Friday, April 25, 2003

Galloway's a crook - how convenient (Scott Ritter, London Guardian, April 25, 2003)

Yeah, that Scott Ritter.

I was shocked to read about the allegations, ostensibly based upon documents discovered in Iraq, that George Galloway was somehow compensated financially by the Iraqi government for championing its cause. I was shocked because, if these allegations prove to be true, then the integrity and credibility of a man for whom I have great respect would be dramatically undermined.

But I was also shocked because of the timing of these allegations. Having been on the receiving end of smear campaigns designed to assassinate the character of someone in opposition to the powers that be, I have grown highly suspicious of dramatic revelations conveniently timed to silence a vocal voice of dissent.

Ritter talks of smear campaigns, but when asked about the truth to whether he molested minors, he said that those files were sealed. Not exactly the mark of an innocent man. The fact that the incident in question coincided with his flip flop in Iraq policy, would lead one to believe that he was blackmailed into the switch. Somehow pointing out that a policy change happened after a serious indictment was sealed is a smear.

But I do know a few things about George Galloway and the cause he championed with regards to Iraq. I know that he helped found the Mariam Appeal, a humanitarian organisation established in 1998 initially to raise funds on behalf of an Iraqi girl who suffered from leukaemia and who, because of economic sanctions, was unable to receive adequate medical care.

The idea that sanctions caused the poverty was defeated when we found half a billion dollars in cash that Saddam was keeping instead of improving the lives of his people.

I know that Galloway was a leading, and highly vocal, critic of the war with Iraq. He challenged Tony Blair's policies and statements about the justification for the war, namely the allegations made by Britain and the US concerning Iraq's weapons of mass destruction programmes and its failure to comply with its security council-mandated obligations to disarm. I know because I share Galloway's views about the unsustained nature of the British-American case against Iraq.
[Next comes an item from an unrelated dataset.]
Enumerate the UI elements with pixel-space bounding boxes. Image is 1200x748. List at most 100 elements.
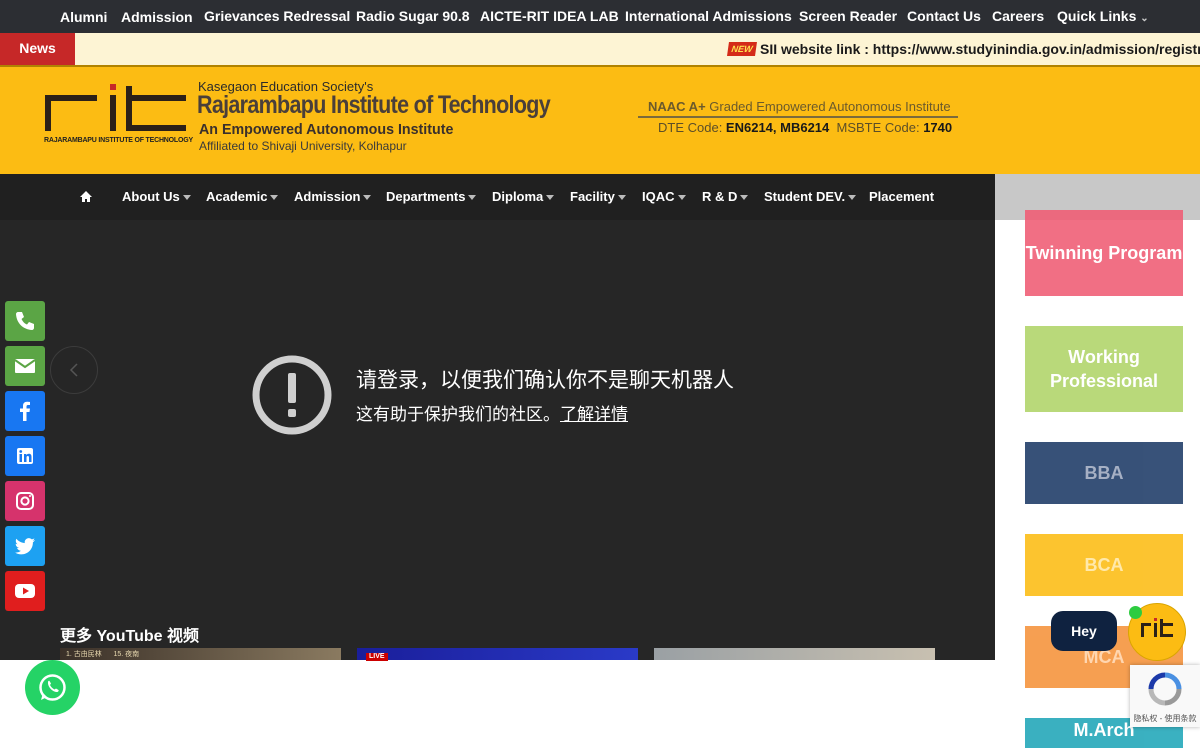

I'm sure Galloway was a great Orator, Ritter, why else would someone pay him 10,000,000 Quid to say those things?

To allow George Galloway to be silenced now, when his criticisms of British policy over Iraq have been shown to be fundamentally sound, would be a travesty of democracy. Rather than casting him aside, the British people should reconsider his statements in the light of the emerging reality that it is Blair and not Galloway who has been saying things worthy of investigation.

If the anti--war position has to be funded by a foreign government, then how fundamentally sound are they? And what travesty of democracy? His constituents were hardly electing him to be a paid representative of Iraq.

Ritter is a pathetic figure. He flip-flopped his position about Iraq to stay out of jail and the best he gives us is the Clinton Defense. How dare there be any people out there watching my actions and reporting the evidence, as if the truth were conspiracy to hide the lies. No innocent man has ever reached for that defense.

The fact that Ritter would choose Galloway to side with underscores where he sees himself. Ritter is defending a man who is motivated by something other than principle. Who else might that remind Ritter of?